Kürt sorunu bütüncül bir sorun, Türkiye demokratikleşmezse Kürt sorunu da çözülemez ve Demirtaş bunun çok iyi farkında. Gittikçe diktatörleşme eğilimi gösteren, iç güvenlik yasası gibi tüm vatandaşların hak ve özgürlüklerini kısıtlayan yasalar çıkaran bir hükümet varken demokratikleşme zor.

*** Öcalan’la görüşen ve “İmralı heyeti” diye de tabir edilen HDP delegasyonu ile Demirtaş’ın temsil ettiği HDP arasında bir bölünme var mı? Kürt siyasi hareketinde bölünme olabilir mi?

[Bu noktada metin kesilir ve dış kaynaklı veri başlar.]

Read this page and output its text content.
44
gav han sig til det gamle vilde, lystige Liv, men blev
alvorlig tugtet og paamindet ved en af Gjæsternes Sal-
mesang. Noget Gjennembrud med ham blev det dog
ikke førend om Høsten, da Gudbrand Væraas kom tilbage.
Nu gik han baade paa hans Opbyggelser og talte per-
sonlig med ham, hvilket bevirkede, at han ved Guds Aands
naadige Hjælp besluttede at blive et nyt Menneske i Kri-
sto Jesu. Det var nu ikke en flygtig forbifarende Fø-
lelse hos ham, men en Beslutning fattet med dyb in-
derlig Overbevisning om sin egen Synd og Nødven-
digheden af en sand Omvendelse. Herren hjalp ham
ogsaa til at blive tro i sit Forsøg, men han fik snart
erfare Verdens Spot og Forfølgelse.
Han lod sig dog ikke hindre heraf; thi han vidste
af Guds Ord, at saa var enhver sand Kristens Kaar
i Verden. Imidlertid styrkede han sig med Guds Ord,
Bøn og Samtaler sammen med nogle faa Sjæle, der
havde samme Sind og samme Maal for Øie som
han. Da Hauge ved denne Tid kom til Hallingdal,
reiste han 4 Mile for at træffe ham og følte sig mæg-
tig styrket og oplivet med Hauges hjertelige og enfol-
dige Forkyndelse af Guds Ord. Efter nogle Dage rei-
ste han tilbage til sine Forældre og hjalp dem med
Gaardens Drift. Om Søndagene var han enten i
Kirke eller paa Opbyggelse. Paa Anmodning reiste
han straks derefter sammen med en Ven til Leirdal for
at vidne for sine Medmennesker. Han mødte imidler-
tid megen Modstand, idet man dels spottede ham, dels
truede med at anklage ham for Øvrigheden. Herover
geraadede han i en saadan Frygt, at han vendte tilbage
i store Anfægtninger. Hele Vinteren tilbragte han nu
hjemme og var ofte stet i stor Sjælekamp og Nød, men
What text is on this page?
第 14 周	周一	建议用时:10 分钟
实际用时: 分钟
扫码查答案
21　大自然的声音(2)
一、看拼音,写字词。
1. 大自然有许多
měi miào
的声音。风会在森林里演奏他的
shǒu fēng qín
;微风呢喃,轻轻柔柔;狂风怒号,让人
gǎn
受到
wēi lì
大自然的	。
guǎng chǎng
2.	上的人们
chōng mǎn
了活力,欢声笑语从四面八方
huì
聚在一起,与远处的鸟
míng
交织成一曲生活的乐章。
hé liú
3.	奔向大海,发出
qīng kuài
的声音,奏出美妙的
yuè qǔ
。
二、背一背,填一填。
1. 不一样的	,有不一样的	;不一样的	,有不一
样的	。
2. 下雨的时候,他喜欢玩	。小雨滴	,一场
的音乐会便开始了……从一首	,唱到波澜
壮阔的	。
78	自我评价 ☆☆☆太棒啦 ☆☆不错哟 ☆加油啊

Kürt Siyasi hareketinde şu aşamada bölünme olmaz zira yüzde 10 seçim barajının olduğu bir durumda Kürt siyasi hareketi bölünerek meşru siyaset alanının dışında kalma riskini göze almayacak kadar deneyimli bir siyasi hareket. Demirtaş ve Öcalan arasında görünürde somut verilere dayalı bir bölünme var demek mümkün değil. Zaten ontolojik olarak da bunun realitede bir anlamı yok zira Öcalan PKK’nin lideri konumunda ve daha da önemlisi hareketin kanaat önderi ve fikir üreten ismi, Demirtaş ise siyasi parti lideri. Yani konumlarında da karşılaştırma yapılabilecek şekilde bir paralellik mevcut değil. İkisinin mevcut duruma yönelik kişisel siyasal algılarında elbette farklılık olması mümkündür ama bunun Kürt siyasi hareketinin ivmesini değiştirecek bir yönü olduğunu düşünmüyorum. Nihayetinde hem Kandil hem de HDP açık açık Öcalan’ın önderliğini tanımaktadır. Bu noktada bölünmeden bahsedecek somut bir delil yok elimizde. “Niyet okumak” da siyaset biliminin alanına girmez.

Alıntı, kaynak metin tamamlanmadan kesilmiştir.